Summer in the Field: Evaluating the Liberation Health Model Amongst Greek Social Workers

There is a wealth of information on the mental health challenges across the globe. Whether global prevalence rates, specific population variations, differing access to mental health services, or the impacts of global or local events are being examined, there is great, documented need for mental health support.
Depending upon the situation, a person’s life experiences, and their self-identified suffering or symptoms, it could make sense to employ a vast array of different clinical treatment modalities – for instance, cognitive behavioral therapies, psychodynamic practices or protocols specifically intended to address trauma responses.
The Liberation Health Model is a clinical framework that acknowledges the sociopolitical factors that contribute to a person’s mental health challenges. The model posits that the problems of individuals and families can only be understood with a rooting in the political, economic and social conditions of the person’s context. For example, the model would encourage practitioners and service users to acknowledge and challenge how racism, classism, gender norms and expectations, and xenophobia contribute to their problems as well as the contributions of the healthcare system, education system and criminal legal system.
This specific theoretical clinical model has been successfully applied in the United States for more than 20 years in various social service settings. While there are now practitioners across the world who have studied the Liberation Health Model and employ it in their work with clients, there has not yet been comprehensive training, implementation and evaluation abroad.
This year marks a monumental step in evaluating this model outside of the US. In partnership with Dr. Dawn Belkin Martinez, Associate Dean for Equity & Inclusion and Clinical Professor at the Boston University School of Social Work, Dr. Dimitra-Dora Teloni, Assistant Professor in the Social Work Department at the University of West Attica, Greece, and Panteion University in Greece. As part of my 2024 Summer in the Field Fellowship, I supported training sessions, conducted focus groups and site visits and engaged in mixed methods analysis in order to help enable this clinical framework to be further used globally.
Greece was chosen due to the willingness of Greek academic partners as well as similar sentiments of limitations and challenges encountered in the social service setting. A group of 10 Greek social workers were recruited from a variety of social service settings, ranging from child welfare to substance use programs, to engage in a series of eight training sessions. These trainings included both didactic instruction on the Liberation Health Model theory and methodological steps as well as case presentations and discussions. In between sessions, the participating social workers read articles, used the model to conceptualize cases from their own practice, and kept track of their learnings and ongoing questions.
While the mixed methods analysis is still underway, several important themes have already emerged.
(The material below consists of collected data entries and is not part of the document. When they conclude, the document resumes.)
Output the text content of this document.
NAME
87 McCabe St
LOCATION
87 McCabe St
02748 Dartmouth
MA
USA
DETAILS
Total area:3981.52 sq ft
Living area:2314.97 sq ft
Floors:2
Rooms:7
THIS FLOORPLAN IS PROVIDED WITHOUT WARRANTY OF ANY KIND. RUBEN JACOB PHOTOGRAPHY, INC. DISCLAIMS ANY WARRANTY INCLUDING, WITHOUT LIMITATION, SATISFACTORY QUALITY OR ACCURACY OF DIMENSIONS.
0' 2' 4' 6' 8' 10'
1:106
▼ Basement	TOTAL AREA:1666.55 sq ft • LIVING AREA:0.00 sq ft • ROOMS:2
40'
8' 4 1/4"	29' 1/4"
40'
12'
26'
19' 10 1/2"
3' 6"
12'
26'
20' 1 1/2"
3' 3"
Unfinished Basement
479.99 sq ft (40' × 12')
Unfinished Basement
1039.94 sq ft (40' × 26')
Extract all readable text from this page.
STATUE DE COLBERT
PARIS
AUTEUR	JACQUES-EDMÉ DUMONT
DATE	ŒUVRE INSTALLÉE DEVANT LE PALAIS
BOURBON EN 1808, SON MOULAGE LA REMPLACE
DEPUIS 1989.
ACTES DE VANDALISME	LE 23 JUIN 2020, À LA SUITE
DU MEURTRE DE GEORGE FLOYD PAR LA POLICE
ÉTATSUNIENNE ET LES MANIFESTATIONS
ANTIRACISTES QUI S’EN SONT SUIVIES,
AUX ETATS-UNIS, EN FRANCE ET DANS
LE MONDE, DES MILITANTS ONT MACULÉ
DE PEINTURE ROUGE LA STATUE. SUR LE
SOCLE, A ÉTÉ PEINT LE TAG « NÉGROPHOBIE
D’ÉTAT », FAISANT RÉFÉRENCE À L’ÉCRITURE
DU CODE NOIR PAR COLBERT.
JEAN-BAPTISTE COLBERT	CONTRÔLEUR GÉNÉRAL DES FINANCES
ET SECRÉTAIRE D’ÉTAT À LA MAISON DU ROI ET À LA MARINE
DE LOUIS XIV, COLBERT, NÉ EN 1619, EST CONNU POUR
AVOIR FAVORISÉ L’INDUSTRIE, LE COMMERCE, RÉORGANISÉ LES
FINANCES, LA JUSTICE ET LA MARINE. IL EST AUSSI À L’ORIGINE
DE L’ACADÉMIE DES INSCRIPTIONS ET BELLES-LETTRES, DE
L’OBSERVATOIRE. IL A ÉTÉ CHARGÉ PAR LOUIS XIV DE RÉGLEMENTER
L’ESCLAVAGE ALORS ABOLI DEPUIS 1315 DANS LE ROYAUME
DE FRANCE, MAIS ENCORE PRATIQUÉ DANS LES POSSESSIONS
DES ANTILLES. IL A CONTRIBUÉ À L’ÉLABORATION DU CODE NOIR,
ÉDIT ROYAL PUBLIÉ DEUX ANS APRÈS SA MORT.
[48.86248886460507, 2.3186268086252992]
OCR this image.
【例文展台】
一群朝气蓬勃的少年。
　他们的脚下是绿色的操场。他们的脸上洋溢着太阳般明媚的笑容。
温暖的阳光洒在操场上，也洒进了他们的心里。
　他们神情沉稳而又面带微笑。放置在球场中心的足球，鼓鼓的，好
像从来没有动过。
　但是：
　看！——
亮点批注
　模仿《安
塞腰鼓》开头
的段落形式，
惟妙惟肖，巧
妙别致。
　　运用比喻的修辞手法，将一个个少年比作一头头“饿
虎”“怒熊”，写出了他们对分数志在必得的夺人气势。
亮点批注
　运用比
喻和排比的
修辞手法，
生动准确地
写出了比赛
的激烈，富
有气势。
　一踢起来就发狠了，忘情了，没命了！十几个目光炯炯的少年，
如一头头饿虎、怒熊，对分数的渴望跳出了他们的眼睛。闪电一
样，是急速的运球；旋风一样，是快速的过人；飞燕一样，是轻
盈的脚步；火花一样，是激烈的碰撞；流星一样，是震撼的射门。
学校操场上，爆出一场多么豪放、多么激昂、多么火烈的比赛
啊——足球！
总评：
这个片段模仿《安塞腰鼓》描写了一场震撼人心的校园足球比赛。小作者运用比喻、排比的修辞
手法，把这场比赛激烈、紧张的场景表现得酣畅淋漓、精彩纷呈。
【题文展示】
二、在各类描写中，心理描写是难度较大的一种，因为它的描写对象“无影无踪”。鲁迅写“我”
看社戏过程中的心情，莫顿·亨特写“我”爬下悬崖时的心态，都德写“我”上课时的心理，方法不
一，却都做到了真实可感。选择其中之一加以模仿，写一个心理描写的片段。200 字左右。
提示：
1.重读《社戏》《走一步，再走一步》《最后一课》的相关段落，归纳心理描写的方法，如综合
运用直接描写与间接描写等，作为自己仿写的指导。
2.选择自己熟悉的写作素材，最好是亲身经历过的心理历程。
First, front-line social work practitioners demonstrated a level of desire to learn about and practice this model. Participation in the training has been strong and the social workers come with stories for each session of how they have been thinking about the model in their ongoing work. There is hunger for this theoretical approach, and no similar model exists in the Greek context. The Liberation Health interventions focus on 1) identifying dominant worldview messages, 2) deconstructing dominant worldview messages, 3) introducing new information, 4) rescuing the historical memory of change and 5) activism as a therapeutic intervention. The participating social workers reported that these intervention suggestions were welcome and extremely useful. The group reports having additional skills and resources to draw upon in their work.
Second, and related to the first point, this pilot has strongly underscored the value of this model to the social workers themselves. In addition to further equipping the social worker with skills and strategies so that they are more effective in the work with community members, the social workers have also therapeutically gained themselves. One of many moments that crystallizes this point was when a participant used the case presentation opportunity to present herself and her struggles as the client. This social worker’s presenting problem was “frequently feeling stressed and tired” about her work. She described her current work within child welfare, including the large number of children on her caseload, how understaffed the agency is, and the extreme pressure to, seemingly magically and immediately, make problems disappear. Her cell phone could ring at any hour of the night or day, which affects her sleep, relationships and ability to rejuvenate and do enjoyable things.
The Liberation Health Model helps uncover the dominant worldview messages and systems that contribute to her stress: for instance, sexism and gender role messaging that women are expected to care-give and self-sacrifice at all hours of the night and day, or the classist message that the overcrowded and understaffed conditions in the child group home is acceptable for poor children. By calling attention to the sociopolitical factors that bring about stress and tiredness, the social worker feels less that she as an individual is the problem or defective. “Burnout” and “provider fatigue” are common terms associated with the routine accompaniment of someone in suffering; models that also help sustain practitioners are essential.
Certainly, additional learnings and recommendations will emerge as the mixed methods research concludes. It is already apparent though that the Liberation Health Model’s first official implementation and evaluation abroad has produced a wealth of interest, information and effectiveness.